Le nom Aragosaurus signifie  » lézard d’Aragon « , faisant clairement référence aux premiers vestiges, tels qu’ils ont été trouvés dans cette province espagnole.

C’est un genre qui n’est représenté que par une seule espèce, A. Ischiaticus, qui est considérée comme ayant habité le vaste territoire que nous connaissons aujourd’hui sous le nom d’Europe.

Aimeriez-vous en savoir plus sur ce reptile préhistorique fascinant ? Alors n’oubliez pas de lire cet article où nous vous fournissons une information large et détaillée sur l’Aragosaurus.

Taxonomie de l’Aragosaurus




  • Le royaume auquel Aragosaurus appartenait est Animalia.
  • Le bord ou la division dans laquelle il est classé est Chordata.
  • La classe d’Aragosaurus est Sauropsida.
  • Le super ordre dans lequel il est classé est Dinosauria.
  • L’ordre auquel il appartenait est Saurischia.
  • Il est classé dans le sous-ordre Sauropodomorpha.
  • Aragosaurus appartenait à l’ifnraorden Sauropoda.
  • Il fait partie de la famille Macronaria.
  • Le genre auquel il appartient est Aragosaurus.
  • Ce genre est constitué d’une seule espèce, Aragosaurus ischiaticus ischiaticus.

Il est important de mentionner que les spécimens d’Aragosaurus sont conçus comme Macronaria, cependant, c’est une classification qui n’est pas bien définie, il est donc établi qu’il s’agit de sauropodes de tailles variées mais uniques dans leur espèce.

Découverte du dinosaure




Les restes fossiles de l’Aragosaurus ont été trouvés dans un territoire qui est aujourd’hui connu comme un lieu qui appartient à une formation appelée El Castellar, cette formation est située en Espagne, plus précisément à Teruel.

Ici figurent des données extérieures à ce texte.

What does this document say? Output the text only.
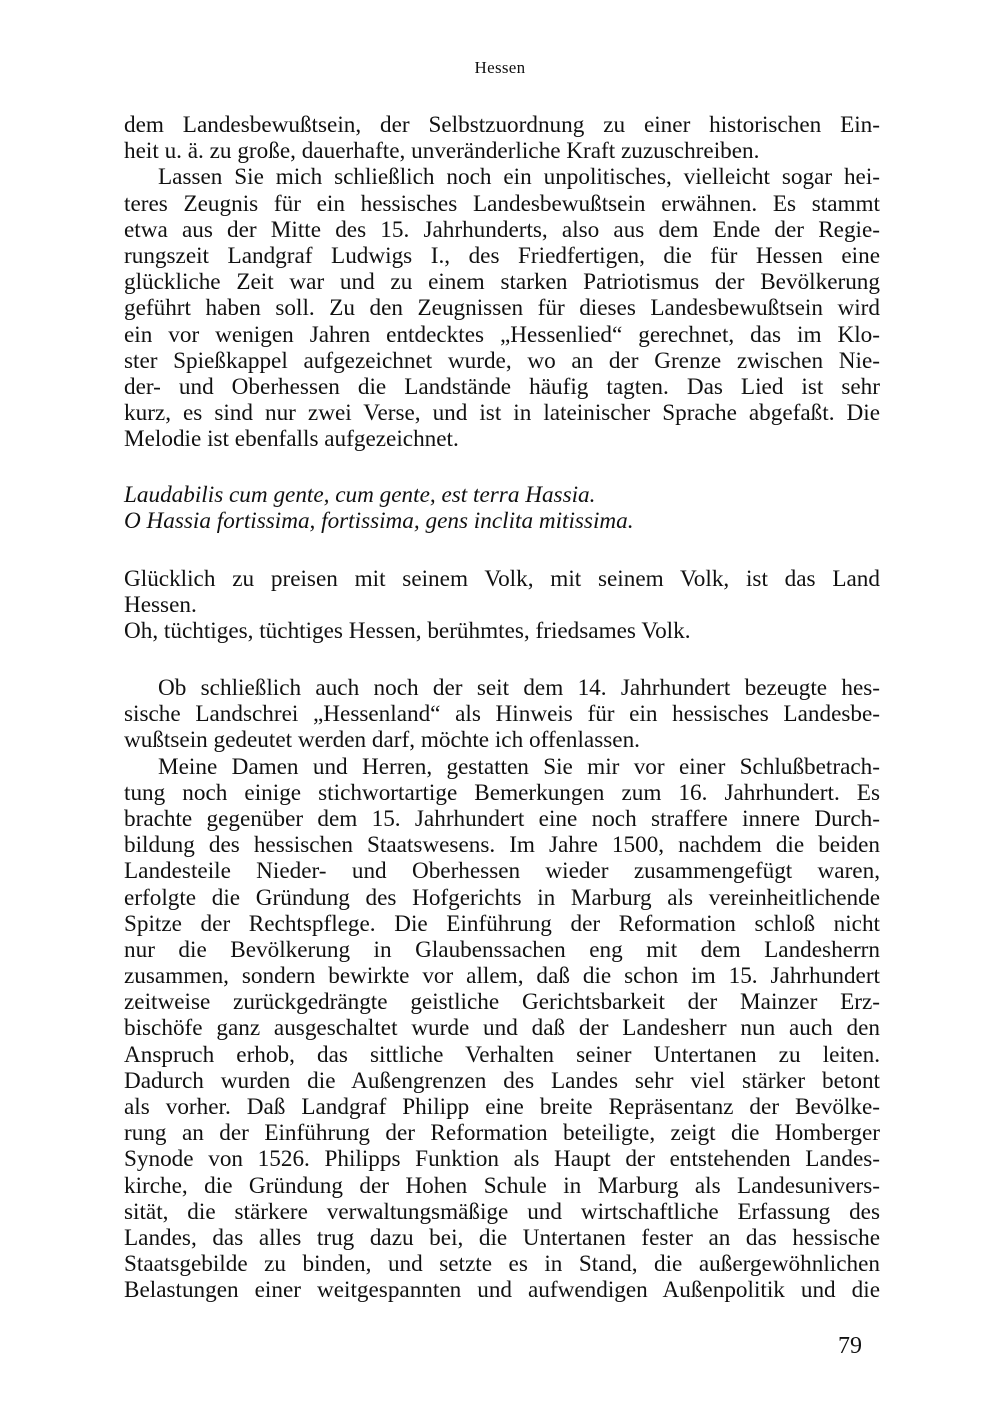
Hessen
dem Landesbewußtsein, der Selbstzuordnung zu einer historischen Ein-
heit u. ä. zu große, dauerhafte, unveränderliche Kraft zuzuschreiben.
Lassen Sie mich schließlich noch ein unpolitisches, vielleicht sogar hei-
teres Zeugnis für ein hessisches Landesbewußtsein erwähnen. Es stammt
etwa aus der Mitte des 15. Jahrhunderts, also aus dem Ende der Regie-
rungszeit Landgraf Ludwigs I., des Friedfertigen, die für Hessen eine
glückliche Zeit war und zu einem starken Patriotismus der Bevölkerung
geführt haben soll. Zu den Zeugnissen für dieses Landesbewußtsein wird
ein vor wenigen Jahren entdecktes „Hessenlied“ gerechnet, das im Klo-
ster Spießkappel aufgezeichnet wurde, wo an der Grenze zwischen Nie-
der- und Oberhessen die Landstände häufig tagten. Das Lied ist sehr
kurz, es sind nur zwei Verse, und ist in lateinischer Sprache abgefaßt. Die
Melodie ist ebenfalls aufgezeichnet.
Laudabilis cum gente, cum gente, est terra Hassia.
O Hassia fortissima, fortissima, gens inclita mitissima.
Glücklich zu preisen mit seinem Volk, mit seinem Volk, ist das Land
Hessen.
Oh, tüchtiges, tüchtiges Hessen, berühmtes, friedsames Volk.
Ob schließlich auch noch der seit dem 14. Jahrhundert bezeugte hes-
sische Landschrei „Hessenland“ als Hinweis für ein hessisches Landesbe-
wußtsein gedeutet werden darf, möchte ich offenlassen.
Meine Damen und Herren, gestatten Sie mir vor einer Schlußbetrach-
tung noch einige stichwortartige Bemerkungen zum 16. Jahrhundert. Es
brachte gegenüber dem 15. Jahrhundert eine noch straffere innere Durch-
bildung des hessischen Staatswesens. Im Jahre 1500, nachdem die beiden
Landesteile Nieder- und Oberhessen wieder zusammengefügt waren,
erfolgte die Gründung des Hofgerichts in Marburg als vereinheitlichende
Spitze der Rechtspflege. Die Einführung der Reformation schloß nicht
nur die Bevölkerung in Glaubenssachen eng mit dem Landesherrn
zusammen, sondern bewirkte vor allem, daß die schon im 15. Jahrhundert
zeitweise zurückgedrängte geistliche Gerichtsbarkeit der Mainzer Erz-
bischöfe ganz ausgeschaltet wurde und daß der Landesherr nun auch den
Anspruch erhob, das sittliche Verhalten seiner Untertanen zu leiten.
Dadurch wurden die Außengrenzen des Landes sehr viel stärker betont
als vorher. Daß Landgraf Philipp eine breite Repräsentanz der Bevölke-
rung an der Einführung der Reformation beteiligte, zeigt die Homberger
Synode von 1526. Philipps Funktion als Haupt der entstehenden Landes-
kirche, die Gründung der Hohen Schule in Marburg als Landesunivers-
sität, die stärkere verwaltungsmäßige und wirtschaftliche Erfassung des
Landes, das alles trug dazu bei, die Untertanen fester an das hessische
Staatsgebilde zu binden, und setzte es in Stand, die außergewöhnlichen
Belastungen einer weitgespannten und aufwendigen Außenpolitik und die
79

La découverte de cette créature, ainsi que la découverte d’autres dinosaures, renforce également la théorie intéressante et curieuse selon laquelle il y a plusieurs millions d’années, tous les continents constituaient en fait une seule masse terrestre, ce que les scientifiques appellent Pangaea.

Saviez-vous quoi?……..

Il a également été déterminé, grâce à des études et des recherches scientifiques infatigables, que plusieurs spécimens qui étaient des parents directs de notre protagoniste aujourd’hui, des zones habitées assez proches de l’endroit où la première découverte a été faite, nous parlons de régions comme le Portugal.

Cependant, des spécimens de l’Aragosaurus lui-même ont également été trouvés dans des territoires si éloignés que la théorie de Pangea pour beaucoup est déjà un fait plutôt qu’une théorie.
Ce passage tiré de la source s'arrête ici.